When reviewing the body of literature on TWA as predictors of adverse cardiovascular events, prior studies have utilised various definitions of TWA, including specific values of the MC that have varied between studies, Novacode, and manual measurements by investigators [19,20,21,22]. In addition, some analyses have lumped abnormalities of the ST segment together with TWA to create a construct of non-specific ST and T-wave abnormalities [23]. For our investigation, we wanted to focus on TWA while also allowing our research to be comparable to previous work. To accomplish this, we accounted for ST abnormalities in our multivariable model.

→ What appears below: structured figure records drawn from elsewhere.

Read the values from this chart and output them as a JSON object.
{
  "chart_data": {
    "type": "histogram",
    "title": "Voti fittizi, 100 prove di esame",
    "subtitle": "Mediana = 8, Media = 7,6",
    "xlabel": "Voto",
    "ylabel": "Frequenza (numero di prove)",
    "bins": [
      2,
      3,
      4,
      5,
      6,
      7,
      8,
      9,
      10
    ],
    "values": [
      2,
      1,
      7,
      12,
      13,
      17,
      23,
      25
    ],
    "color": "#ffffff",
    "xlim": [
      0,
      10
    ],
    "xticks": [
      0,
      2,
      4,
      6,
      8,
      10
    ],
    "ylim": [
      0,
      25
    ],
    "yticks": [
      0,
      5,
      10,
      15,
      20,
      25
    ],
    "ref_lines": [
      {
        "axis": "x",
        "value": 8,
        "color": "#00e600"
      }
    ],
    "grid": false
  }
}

The principal strengths of our study are: (1) the large sample size; (2) uniform collection of data across multiple sites; (3) long follow-up through ACCORDION; and (4) unified ECG reviewing database. Limitations include the fact that there were significant differences in the baseline characteristics of those who had or did not have TWA. While we adjusted for clinically important covariates, the existence of residual confounding remains a possibility. There could also be a cohort effect whereby the prognostic impact of TWA among those with diabetes may be somewhat attenuated with the broadened therapeutic options used to treat diabetes in the 20 years since ACCORD began enrolment. Additionally, ACCORD inclusion criteria required participants to be at high cardiovascular risk, which limits the generalisability of our findings to individuals with diabetes and high cardiovascular risk, rather than all patients with diabetes.

Conclusions

This study demonstrates that TWA are associated with an increased risk of subsequent clinical cardiovascular events and mortality in individuals with diabetes. This relationship was found to be the strongest in individuals with prior CHD but also exists in those without it.